Rebecca Hubbell says
Yes, this can be used for hamburger buns.
Nora K says
So amazing! Easy to follow instructions and really not too much work for a delicious result. The kneading and proofing times were spot on, and the sweetness was just right. I recommend using a high quality butter (I used Kerrygold) because the butter flavor is very strong.

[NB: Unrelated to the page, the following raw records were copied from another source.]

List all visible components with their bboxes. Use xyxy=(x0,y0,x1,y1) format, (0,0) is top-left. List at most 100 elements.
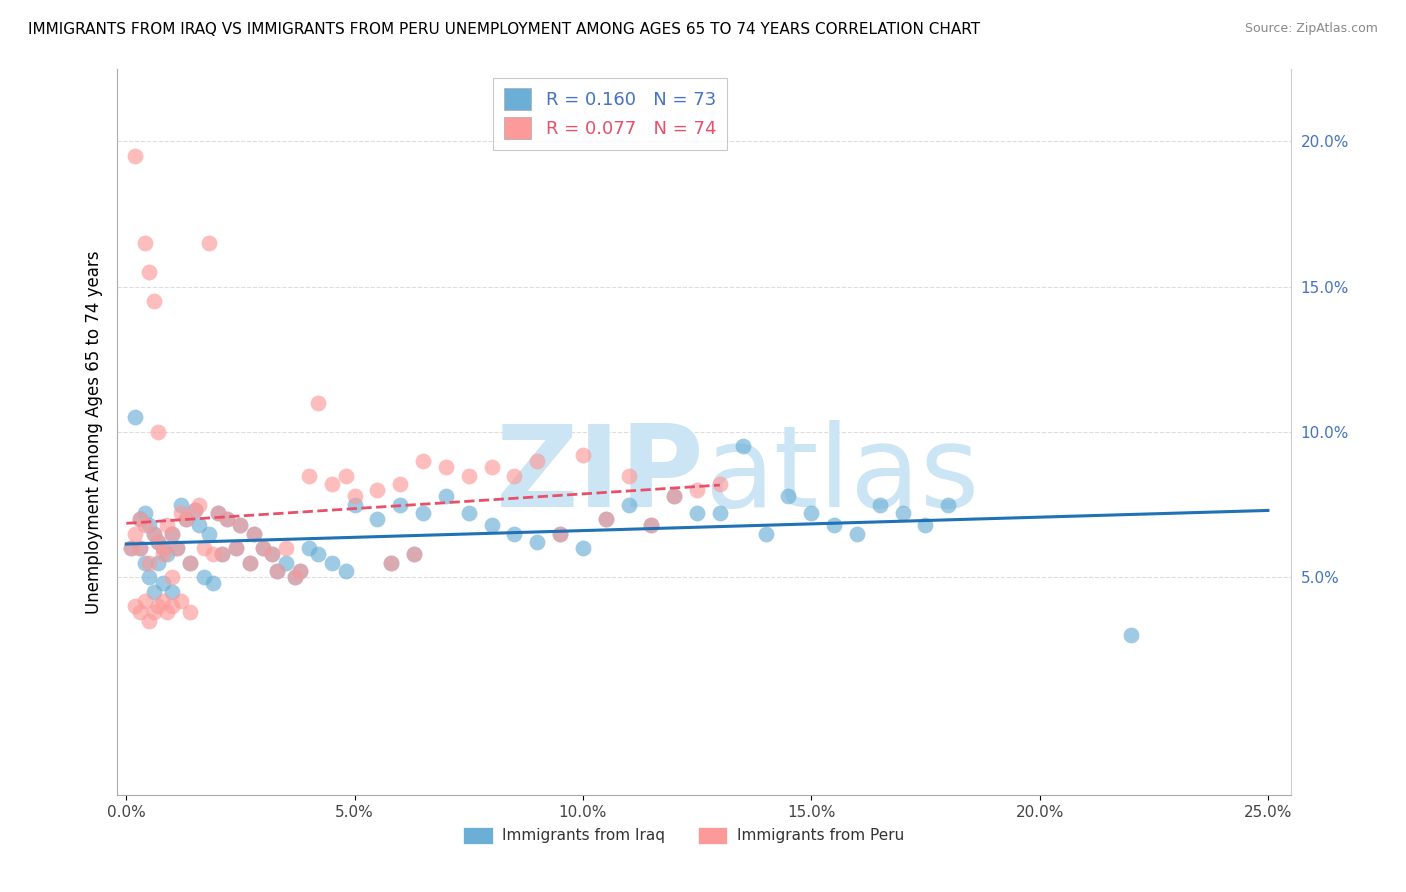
Point xyxy=(138,556,160,570)
Point xyxy=(156,547,179,561)
Point xyxy=(148,535,170,549)
Point xyxy=(617,468,640,483)
Point xyxy=(307,396,329,410)
Point xyxy=(134,506,156,520)
Text: IMMIGRANTS FROM IRAQ VS IMMIGRANTS FROM PERU UNEMPLOYMENT AMONG AGES 65 TO 74 YE: IMMIGRANTS FROM IRAQ VS IMMIGRANTS FROM … xyxy=(28,22,980,37)
Point xyxy=(142,526,165,541)
Point xyxy=(138,570,160,584)
Point xyxy=(481,517,503,532)
Point xyxy=(891,506,914,520)
Point xyxy=(129,605,152,619)
Point xyxy=(120,541,142,556)
Point xyxy=(366,483,388,497)
Point xyxy=(321,477,343,491)
Point xyxy=(276,541,298,556)
Point xyxy=(335,468,357,483)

I made the recipe exactly as described other than baking in a 9 in springform pan rather than a loaf pan since I didn’t have two loaf pans of the correct size. So I rolled out 9 balls from the dough, put 8 in the spring form and cooked the last in a mini (3×4) loaf pan. The mini loaf pan cooked in 25 min, the springform loaf took 40 min. I lined both with parchment paper, which made the clean-up really easy, no grease to clean off the pans!
Rebecca Hubbell says
I’m so glad you enjoyed the recipe!!!
Becky Stark says
Thanks for the recipe adaptation into American measurements. I am currently waiting for the rolls to finish rising before they bake. I’ve been making homemade bread since the 90’s but this is my first time making homemade brioche. This recipe is super simple. Thank you!
Rebecca Hubbell says
Enjoy!!!
Sophie says
I’ve never made brioche before and this came out perfect on the first try. Thank you for a great recipe!
Rebecca Hubbell says
I’m so glad you enjoyed it!
joan says
I love brioche. I used to always make it for Christmas breakfast. I made the dough on Christmas Eve, then let it rise in the fridge overnight. Then shape, rise and bake the next morning. There is nothing like a warm broiche roll slathered in jam. Lately I’ve been making bostock. I found a recipe in Deb Perleman’s new cookbook . It uses a slice of stale brioche as the base. Then it’s brushed with orange-flavored sugar syrup. After that you put smooshed raspberries on top and cover the whole thing with frangipane (almond or hazelnut-flavored paste) and sliced almonds. Bake for about 10 minutes, sprinkle with powdered sugar. OMG! One of the most delicious breakfast treats I have ever had.
Rebecca Hubbell says
Oh, that sounds amazing, I might have to make it with one of the loaves I make for Easter!